The 2003-foaled son of Delineator—Parade of Gold, by Prospectors Gamble, made his debut at Pleasanton in July of his juvenile season in a $25,000 maiden claiming race, drawing clear to take that initial outing by four lengths for owners Nick Barbaccia and MCR Stable. Next sent to Santa Rosa, the Manuel Calvario trainee finished second by two lengths behind Cause to Believe in the 5 1/2-furlong Cavonnier Juvenile Stakes. After another second in a starter allowance test at Bay Meadows, Fast Parade made the most of his one and only start at Emerald Downs, taking the six-panel Captain Condo Stakes by a then record 13 lengths.
It was no surprise when Fast Parade made his sophomore debut with a new owner, James “Mattress Mac” McIngvale, and a new trainer, Peter Miller – the conditioner would later figure strongly in the career of another runner stemming from a Konecny-nurtured female line, $3.1-million earner Roy H (see under “Taj Aire” above).
Fast Parade won the 6 1/2-furlong Baldwin Stakes at Santa Anita by 2 1/4 lengths on March 4. A trip to Keeneland followed with less than stellar results, as Fast Parade finished seventh of ten in the $325,000 Coolmore Lexington Stakes (G2), a 1 1/16-mile race held during the spring meet.
Fast Parade next appeared under the colors of brothers Gary and Cecil Barber, but still trained by Miller, in the August Green Flash Stakes at Del Mar, a five-furlong turf race against older horses, which he won by four lengths and set a new course record. His prowess in turf races came as no surprise, as his sire, the Storm Cat stallion Delineator, had won the mile Generous Stakes (G3) over Hollywood Park’s turf course for Ron Crockett. At the time Miller considered Fast Parade “the fastest horse I’ve ever been around.”
Next on Fast Parade’s ambitious schedule was a trip to Woodbine for the October 22 Nearctic Stakes (G2). Valued at $500,000 Canadian, the six-panel turf sprint drew a field of 12 three-and-up runners. After stalking the lead, Patrick Valenzuela had Fast Parade make his bid at the top of the stretch and he held on to defeat future Grade 1 winner In Summation by three-quarters of a length.
Invited to run in the Cathay Pacific Hong Kong Sprint (G1) in December, Fast Parade and his entourage made the long journey across the Pacific, but after not travelling or eating well, the runner was scratched before the race.
With a trio of stakes win, a 5-2-0 record from his eight starts and with $387,513 in year-end earnings, Fast Parade was named Washington’s best three-year-old and champion turf horse.
Fast Parade returned to the track in January to take the Impressive Luck Handicap at Santa Anita in his first start as a four-year-old, but later faltered in the final two starts of his 11-race career.
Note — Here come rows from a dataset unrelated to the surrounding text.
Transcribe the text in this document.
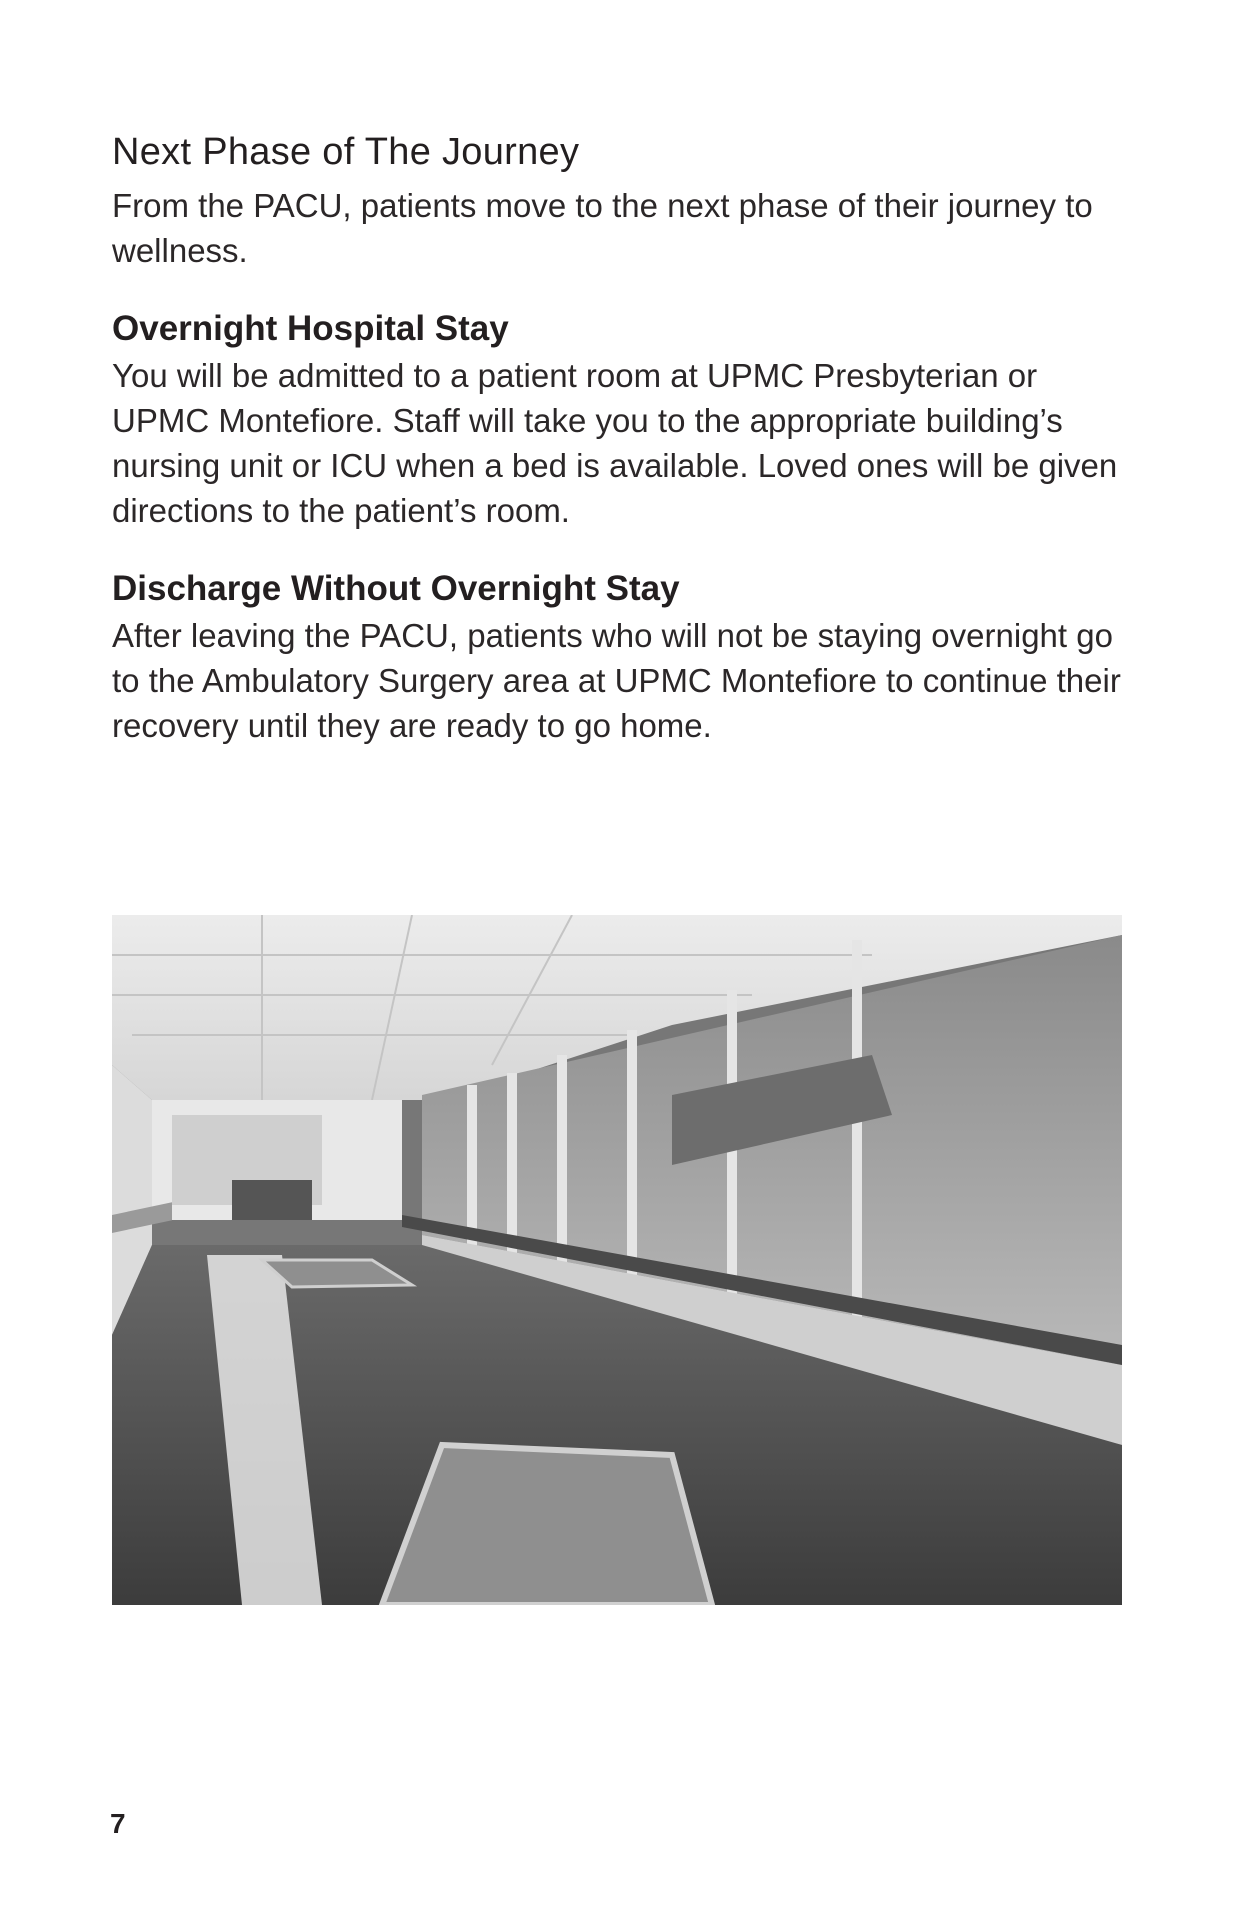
Next Phase of The Journey

From the PACU, patients move to the next phase of their journey to wellness.

Overnight Hospital Stay

You will be admitted to a patient room at UPMC Presbyterian or UPMC Montefiore. Staff will take you to the appropriate building’s nursing unit or ICU when a bed is available. Loved ones will be given directions to the patient’s room.

Discharge Without Overnight Stay

After leaving the PACU, patients who will not be staying overnight go to the Ambulatory Surgery area at UPMC Montefiore to continue their recovery until they are ready to go home.

7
His final SSI was 13.69.
Michael served on both the WTBOA Board of Directors and WTBOA Sales Committee, where he was sales chairman from 1999-2001.
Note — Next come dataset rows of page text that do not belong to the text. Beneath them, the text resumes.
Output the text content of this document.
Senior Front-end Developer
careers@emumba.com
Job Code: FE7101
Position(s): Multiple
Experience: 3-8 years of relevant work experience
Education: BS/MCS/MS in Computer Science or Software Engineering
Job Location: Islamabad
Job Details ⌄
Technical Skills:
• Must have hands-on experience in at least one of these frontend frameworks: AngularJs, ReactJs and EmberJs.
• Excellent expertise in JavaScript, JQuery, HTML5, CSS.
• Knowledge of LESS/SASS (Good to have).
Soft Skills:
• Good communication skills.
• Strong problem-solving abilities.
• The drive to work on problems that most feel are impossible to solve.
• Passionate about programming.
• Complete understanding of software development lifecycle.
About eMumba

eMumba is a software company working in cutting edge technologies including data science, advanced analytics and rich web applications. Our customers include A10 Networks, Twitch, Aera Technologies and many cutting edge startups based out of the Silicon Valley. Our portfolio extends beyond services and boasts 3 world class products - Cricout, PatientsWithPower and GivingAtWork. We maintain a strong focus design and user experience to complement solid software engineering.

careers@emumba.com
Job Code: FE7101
From 1990 to 2015 the Konecny name was listed 24 times among the top 50 breeders in Washington on the year-end standings and on four occasions both Doris and John and son Michael were listed during the same year. John and Doris’s names appeared in the top ten by money earned six times, led by a trio of sixth place finishes with nearly identical monies in 2003 ($254,745) and 1997 ($254,627). Son Michael’s name appeared among the top five breeders on two occasions, led by his second place assignment in 2006 when horses he bred earned $423,007. Those placements came with anywhere from two to 16 starters for John and Doris (with less than ten on average) and three to nine runners for Michael (and an average under four). It was a case of quality versus quantity throughout those 26 years.
John Konecny, 89, passed away in February 2008 and Doris, 93, in January 2016. Michael, 73, followed them this past February. His older sister Susan and her husband Allen have bred a few good horses in Kentucky in the name of their Branch Family Trust, including 2018 Grade 3 winner Switzerland, who added a win in the Dubawi Stakes (G3) in January 2021.